The Shorts from Away are available only online they will not be shown at the Skowhegan Drive-In but you can watch them at any time of the day or night during the festival at www.miff.org. The cost to see all ten is $10. Brief descriptions of each of the shorts, in the order in which they will be presented, follow:
- "Carpetland!" (USA, 23 min.): Twenty-somethings Samantha and Tyler are entry-level employees at a carpet store. According to the filmmmakers, "Sam would do anything to replace their insufferable boss, Dildon, as [the store's] manager…. Tyler spends most of his time making garbage-noise music for his comatose mother. When they find themselves involved in a deadly freak accident, they have to decide: will it be the final nail in a coffin of small-town malaise? Or a chance to escape it once and for all?"
- "Hello Ahma" (Singapore & USA, 16 min.): Unable to return to Singapore for her dear grandmother's funeral, an eight-year-old who has recently moved to the United States with her parents, tries to cope with that loss, at the same time as she is trying to adjust to her family's new life in a new culture. She comes to believe that her grandmother has been reincarnated in a turtle that she got from a pet store.
- "In the Blood" (USA, 7 min.): In this spoof of spaghetti westerns, a grizzled bandit, Sartana, rides into to town to rob the saloon and recruit a gang. Meanwhile, his former girlfriend Dolores is packing to leave town, but her current suitor interrupts her, delaying her departure until Sartana and his gang arrive. A shootout ensues.
- "Waters of March" (USA, 16 min.): In this meditation on loss, a sensitive young man, March, tries to come to terms with the death of his grandmother. Describing this short on fundraising website Indigogo, director Chase Johnson writes, "[F]rom an African American standpoint, the Grandmother is the matriarch and often the glue that holds every intricate relationship together. 5 years ago, I lost my family's matriarch, 2 years later, I would lose my remaining Grandmother on my father's side. Looking back, I had a very interesting relationship with grief and how grief, alone, affects each individual differently. So I wanted to make a film…as an ode to grief, my Grandmothers lost/transitioned, and the ancestors that remain with us every where we go."
- "Sales Ready" (USA, 12 min.): Allistair, a socially awkward high school student, recruits classmates as sales reps in his self-absorbed father's pyramid scheme to sell kitchen knives. All is going well, until one his reps cuts himself with one of the knives during an attempted sale, and as a result, Allistair is threatened with expulsion from his new high school, where he had been thriving.
- "Baby Bites" (USA, 10 min.): Bev is an introverted twenty-something with an eating disorder, which she attempts to conceal. Nonetheless, her obsessive exercising, repeated upchucking, and her limited diet soon make her problem evident to her one true friend and housemate, Sarah, creating a rift, when Sarah tries to intervene.
- "Ouzo and Blackcurrant" (UK, 7 min.): On a peaceful afternoon, two young women, school friends who have not seen each other in several years, take a stroll through a junkyard where they used to hang out and drink.
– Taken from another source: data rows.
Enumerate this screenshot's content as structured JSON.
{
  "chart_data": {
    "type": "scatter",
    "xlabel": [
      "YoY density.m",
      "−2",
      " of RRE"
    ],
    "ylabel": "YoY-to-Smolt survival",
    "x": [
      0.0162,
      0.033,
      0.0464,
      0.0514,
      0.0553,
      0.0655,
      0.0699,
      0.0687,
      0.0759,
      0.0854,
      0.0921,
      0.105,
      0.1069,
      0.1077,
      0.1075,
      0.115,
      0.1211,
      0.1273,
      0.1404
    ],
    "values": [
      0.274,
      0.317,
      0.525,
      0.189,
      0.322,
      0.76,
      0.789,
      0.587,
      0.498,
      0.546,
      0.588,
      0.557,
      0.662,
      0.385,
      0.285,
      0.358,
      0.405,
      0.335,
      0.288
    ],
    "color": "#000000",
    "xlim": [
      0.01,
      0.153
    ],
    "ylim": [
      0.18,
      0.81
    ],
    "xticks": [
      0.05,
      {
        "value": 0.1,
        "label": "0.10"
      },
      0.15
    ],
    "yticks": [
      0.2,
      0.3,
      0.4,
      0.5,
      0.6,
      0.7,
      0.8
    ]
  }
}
When one lifts her phone to take a picture of the other, she see something that terrifies her.
- "Butterfly" (USA, 10 min.): Brian, a 30-year-old, African-American man in New York City, wears a women's slip beneath his men's shirt and pants. In this short, a wordless exploration of gender fluidity, he struggles to accept and express his identity in a society that scorns and persecutes those who do not conform to male/female stereotypes.
- "Destete" (Argentina, 14 min.): Teresa, a middle-aged woman from Madrid, returns to her father's cattle and sheep ranch on the Argentinian plains, which she inherited upon his death. Originally intending to stay just long enough to review the ranch's operations prior to selling it, a heavy rain delays her departure, giving longtime ranch manager Ernesto a chance to try to persuade her not to sell.
- "Mudminnow Channel" (USA, 7 min.): Through images displayed on a TV screen in a darkened room, we follow the adventures of an unnamed protagonist with an oversized, polyhedral, yellow head. This experimental short combines music, poetry, and pyschedelic animation.